McComb grabó a diez gatos ronroneando en dos contextos distintos: cuando pedían comida a su tutor y cuando estaban simplemente relajados. Al analizar los sonidos, encontró que el ronroneo de petición llevaba incrustado un componente agudo de alta frecuencia, con un pico en torno a los 380 hercios, ausente o mucho más débil en el ronroneo relajado. Ese agudo recuerda acústicamente al lloro o al maullido de una cría (McComb et al., 2009, Current Biology).

Cuando reprodujeron las grabaciones a cincuenta personas, incluidas personas sin gato, los oyentes calificaron sistemáticamente los ronroneos de petición como más urgentes y menos agradables. Y cuando los investigadores eliminaban digitalmente ese componente agudo, los mismos ronroneos se percibían como menos urgentes. La interpretación de McComb es que el gato ha aprendido a insertar en un sonido de fondo grato, el ronroneo, una frecuencia que aprovecha la sensibilidad mamífera al llanto infantil. Es difícil de ignorar precisamente porque pulsa una tecla que tenemos cableada para responder a las crías.

No conviene leer esto como que el gato calcula y nos engaña con premeditación. Es más probable que sea aprendizaje por refuerzo: el ronroneo de petición funciona, el humano se levanta y da de comer, y la conducta se consolida.

La hipótesis del ronroneo que cura

Una de las ideas más repetidas en internet es que el gato ronronea para curarse. Conviene explicarla con precisión y sin exageración. La frecuencia del ronroneo del gato, entre 25 y 150 hercios, coincide con rangos de vibración que en estudios biomédicos se han asociado con la estimulación de la regeneración ósea y la cicatrización de tejidos.

Elizabeth von Muggenthaler, especialista en bioacústica, midió el ronroneo de 44 félidos de varias especies y observó que las frecuencias dominantes caen en gran medida en esa franja, con energía marcada alrededor de 25 y 50 hercios.
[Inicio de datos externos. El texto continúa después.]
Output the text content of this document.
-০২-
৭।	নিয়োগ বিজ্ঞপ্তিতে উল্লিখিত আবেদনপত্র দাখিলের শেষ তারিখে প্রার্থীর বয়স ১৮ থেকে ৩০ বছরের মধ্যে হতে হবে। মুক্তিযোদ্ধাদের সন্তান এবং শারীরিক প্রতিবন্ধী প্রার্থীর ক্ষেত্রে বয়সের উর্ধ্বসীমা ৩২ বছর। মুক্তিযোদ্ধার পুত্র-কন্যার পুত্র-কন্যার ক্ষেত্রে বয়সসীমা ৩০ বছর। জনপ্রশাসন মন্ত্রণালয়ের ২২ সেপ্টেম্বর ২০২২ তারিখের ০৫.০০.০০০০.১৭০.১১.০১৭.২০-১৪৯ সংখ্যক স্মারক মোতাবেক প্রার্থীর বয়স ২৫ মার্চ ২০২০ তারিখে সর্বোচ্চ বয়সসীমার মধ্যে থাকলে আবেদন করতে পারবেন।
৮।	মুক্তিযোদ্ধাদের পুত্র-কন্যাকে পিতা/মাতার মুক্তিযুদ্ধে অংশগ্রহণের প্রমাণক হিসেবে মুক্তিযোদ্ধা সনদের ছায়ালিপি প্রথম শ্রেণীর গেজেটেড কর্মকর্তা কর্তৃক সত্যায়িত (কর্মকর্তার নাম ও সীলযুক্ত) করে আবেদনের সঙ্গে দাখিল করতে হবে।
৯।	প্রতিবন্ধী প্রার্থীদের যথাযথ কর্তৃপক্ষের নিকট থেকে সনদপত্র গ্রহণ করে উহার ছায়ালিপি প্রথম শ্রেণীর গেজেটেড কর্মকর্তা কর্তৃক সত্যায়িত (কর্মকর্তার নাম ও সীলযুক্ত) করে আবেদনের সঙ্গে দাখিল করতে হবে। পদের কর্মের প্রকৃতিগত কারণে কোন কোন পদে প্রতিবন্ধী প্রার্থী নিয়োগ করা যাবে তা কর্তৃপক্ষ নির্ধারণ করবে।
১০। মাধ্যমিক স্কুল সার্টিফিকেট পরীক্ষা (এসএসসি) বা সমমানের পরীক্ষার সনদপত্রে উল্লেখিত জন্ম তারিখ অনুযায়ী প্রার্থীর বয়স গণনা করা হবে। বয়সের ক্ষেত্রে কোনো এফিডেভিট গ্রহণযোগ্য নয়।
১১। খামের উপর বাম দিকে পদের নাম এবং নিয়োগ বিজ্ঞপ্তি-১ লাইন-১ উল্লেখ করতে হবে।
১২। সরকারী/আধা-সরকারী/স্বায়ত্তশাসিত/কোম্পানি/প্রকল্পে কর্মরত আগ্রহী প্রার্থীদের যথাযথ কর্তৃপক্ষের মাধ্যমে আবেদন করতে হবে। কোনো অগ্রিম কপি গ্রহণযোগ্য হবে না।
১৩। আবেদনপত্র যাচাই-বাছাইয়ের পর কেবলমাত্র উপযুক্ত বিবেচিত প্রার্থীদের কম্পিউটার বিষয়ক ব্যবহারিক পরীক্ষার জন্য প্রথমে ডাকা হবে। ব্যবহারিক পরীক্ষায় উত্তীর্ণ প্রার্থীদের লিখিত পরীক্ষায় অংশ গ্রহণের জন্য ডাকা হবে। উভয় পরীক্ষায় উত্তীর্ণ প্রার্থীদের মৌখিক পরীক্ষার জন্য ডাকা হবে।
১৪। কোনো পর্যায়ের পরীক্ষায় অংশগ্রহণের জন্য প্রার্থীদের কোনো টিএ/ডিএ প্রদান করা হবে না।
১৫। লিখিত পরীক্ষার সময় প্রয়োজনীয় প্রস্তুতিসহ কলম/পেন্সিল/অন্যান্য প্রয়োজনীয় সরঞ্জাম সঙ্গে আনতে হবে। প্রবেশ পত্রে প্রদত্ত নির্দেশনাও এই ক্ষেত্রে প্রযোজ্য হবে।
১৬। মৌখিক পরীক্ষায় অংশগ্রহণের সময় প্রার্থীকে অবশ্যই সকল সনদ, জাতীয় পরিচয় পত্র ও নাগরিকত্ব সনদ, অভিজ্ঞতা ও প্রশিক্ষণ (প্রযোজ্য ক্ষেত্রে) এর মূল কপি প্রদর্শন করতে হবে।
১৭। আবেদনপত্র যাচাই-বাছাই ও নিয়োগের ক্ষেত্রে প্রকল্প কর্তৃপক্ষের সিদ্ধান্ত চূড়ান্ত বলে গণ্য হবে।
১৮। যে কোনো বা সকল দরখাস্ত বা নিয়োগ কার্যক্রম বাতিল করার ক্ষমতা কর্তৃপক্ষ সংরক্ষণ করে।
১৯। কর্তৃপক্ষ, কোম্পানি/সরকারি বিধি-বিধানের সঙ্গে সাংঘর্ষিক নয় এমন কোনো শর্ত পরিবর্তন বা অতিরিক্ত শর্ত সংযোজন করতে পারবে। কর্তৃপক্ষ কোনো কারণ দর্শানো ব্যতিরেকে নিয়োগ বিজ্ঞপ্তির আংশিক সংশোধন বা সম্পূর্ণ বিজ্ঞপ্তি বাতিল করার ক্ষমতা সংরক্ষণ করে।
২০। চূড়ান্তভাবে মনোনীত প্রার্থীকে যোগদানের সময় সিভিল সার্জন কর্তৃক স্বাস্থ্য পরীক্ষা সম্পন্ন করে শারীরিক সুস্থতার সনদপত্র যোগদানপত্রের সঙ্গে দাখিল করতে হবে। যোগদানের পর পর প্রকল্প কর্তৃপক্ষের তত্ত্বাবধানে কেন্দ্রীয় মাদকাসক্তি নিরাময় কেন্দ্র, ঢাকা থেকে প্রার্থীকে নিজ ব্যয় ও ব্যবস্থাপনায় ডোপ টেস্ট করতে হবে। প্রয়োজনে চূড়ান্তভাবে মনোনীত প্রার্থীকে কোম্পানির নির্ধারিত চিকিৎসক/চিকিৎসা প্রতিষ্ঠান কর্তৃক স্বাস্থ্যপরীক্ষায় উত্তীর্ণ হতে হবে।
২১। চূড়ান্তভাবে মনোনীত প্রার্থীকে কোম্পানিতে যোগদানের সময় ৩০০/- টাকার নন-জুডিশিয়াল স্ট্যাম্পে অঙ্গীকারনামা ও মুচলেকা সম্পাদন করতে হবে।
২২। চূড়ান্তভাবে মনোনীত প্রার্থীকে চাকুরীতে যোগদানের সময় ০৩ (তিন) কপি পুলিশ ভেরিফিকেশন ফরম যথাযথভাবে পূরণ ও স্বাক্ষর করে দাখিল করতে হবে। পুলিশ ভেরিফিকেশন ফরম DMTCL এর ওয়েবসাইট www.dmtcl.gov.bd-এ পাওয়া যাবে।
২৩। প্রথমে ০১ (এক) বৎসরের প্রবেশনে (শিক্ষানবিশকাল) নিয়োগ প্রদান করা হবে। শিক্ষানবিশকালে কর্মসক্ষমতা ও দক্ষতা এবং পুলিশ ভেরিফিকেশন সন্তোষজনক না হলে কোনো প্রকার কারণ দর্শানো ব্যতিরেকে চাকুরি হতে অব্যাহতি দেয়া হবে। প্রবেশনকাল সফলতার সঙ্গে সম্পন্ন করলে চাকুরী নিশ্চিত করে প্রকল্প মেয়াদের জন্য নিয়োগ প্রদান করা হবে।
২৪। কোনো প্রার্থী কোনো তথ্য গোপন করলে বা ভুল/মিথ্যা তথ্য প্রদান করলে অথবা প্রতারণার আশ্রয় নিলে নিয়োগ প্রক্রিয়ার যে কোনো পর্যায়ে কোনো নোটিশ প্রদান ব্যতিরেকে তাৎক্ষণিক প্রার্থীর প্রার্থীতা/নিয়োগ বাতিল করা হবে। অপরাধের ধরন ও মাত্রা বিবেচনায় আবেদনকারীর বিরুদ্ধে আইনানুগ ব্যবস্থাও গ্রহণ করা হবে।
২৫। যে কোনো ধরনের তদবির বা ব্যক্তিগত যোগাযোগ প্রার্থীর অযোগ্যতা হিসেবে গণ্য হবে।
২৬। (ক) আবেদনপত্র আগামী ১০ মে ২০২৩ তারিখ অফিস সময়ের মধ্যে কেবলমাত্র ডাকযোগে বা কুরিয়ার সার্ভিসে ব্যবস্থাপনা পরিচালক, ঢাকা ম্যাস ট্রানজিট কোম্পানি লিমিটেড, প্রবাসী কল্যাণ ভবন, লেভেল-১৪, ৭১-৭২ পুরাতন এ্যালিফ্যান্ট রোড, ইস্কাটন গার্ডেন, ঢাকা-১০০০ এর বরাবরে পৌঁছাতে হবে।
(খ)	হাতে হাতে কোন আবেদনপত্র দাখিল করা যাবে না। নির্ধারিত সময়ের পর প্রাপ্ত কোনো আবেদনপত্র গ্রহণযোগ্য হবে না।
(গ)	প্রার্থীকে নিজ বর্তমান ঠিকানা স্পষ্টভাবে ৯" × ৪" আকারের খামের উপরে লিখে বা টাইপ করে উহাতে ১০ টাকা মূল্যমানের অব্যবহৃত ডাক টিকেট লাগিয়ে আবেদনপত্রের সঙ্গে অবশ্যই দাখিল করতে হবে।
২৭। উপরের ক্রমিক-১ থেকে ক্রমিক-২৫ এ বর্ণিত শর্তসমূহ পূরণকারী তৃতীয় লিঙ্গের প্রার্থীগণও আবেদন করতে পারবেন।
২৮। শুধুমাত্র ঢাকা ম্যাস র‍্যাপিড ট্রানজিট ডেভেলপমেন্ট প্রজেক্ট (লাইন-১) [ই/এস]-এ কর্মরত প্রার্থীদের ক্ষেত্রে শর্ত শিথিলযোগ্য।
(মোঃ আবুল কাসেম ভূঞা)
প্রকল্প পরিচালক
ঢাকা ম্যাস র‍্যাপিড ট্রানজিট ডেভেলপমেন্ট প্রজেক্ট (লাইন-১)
A partir de ahí planteó una hipótesis: que el ronroneo podría tener un papel en mantener la salud de huesos y tejidos durante los largos periodos de reposo del gato, e incluso facilitar la recuperación de lesiones (von Muggenthaler, 2001, Journal of the Acoustical Society of America).

Hay que ser honesto con el estatus de esta idea. Es una hipótesis interesante y coherente con la observación de que los gatos ronronean cuando están malheridos, pero no está demostrada como un mecanismo terapéutico probado. La coincidencia de frecuencias es real; el salto a "el gato se cura ronroneando" es una extrapolación que todavía no tiene la evidencia clínica que la respalde. Lo prudente es decir que el ronroneo en contextos de dolor o enfermedad es, como mínimo, una señal de comunicación de petición de cuidados, y que su posible función autorreparadora sigue siendo materia de investigación.

Cómo leer el ronroneo de tu gato en la práctica

El error de fondo es leer el ronroneo aislado. La regla que funciona: el ronroneo te dice que el gato está comunicando algo intenso; el resto del cuerpo y el contexto te dicen qué.

Mira el contexto primero

Un ronroneo en el sofá durante una caricia voluntaria y un ronroneo dentro del transportín de camino al veterinario significan cosas opuestas. Antes de interpretar el sonido, pregúntate qué está pasando alrededor del gato.

Lee las orejas y la postura

Orejas hacia delante y cuerpo relajado acompañan al ronroneo de bienestar. Orejas a los lados o aplanadas, cuerpo encogido y pupilas grandes acompañan al ronroneo de malestar. La postura desmiente o confirma lo que el oído sugiere.

Atiende al ronroneo de petición a horas concretas

Si el ronroneo aparece insistente justo antes de las comidas, junto a roces en las piernas y carreras hacia el comedero, es petición de comida. No es señal de que pase nada malo, pero si quieres dejar de ser despertado a las seis de la mañana, conviene no reforzar la conducta dando de comer en cuanto el gato la ejecuta. Un comedero automático con temporizador rompe la asociación entre el ronroneo de madrugada y la aparición de la comida.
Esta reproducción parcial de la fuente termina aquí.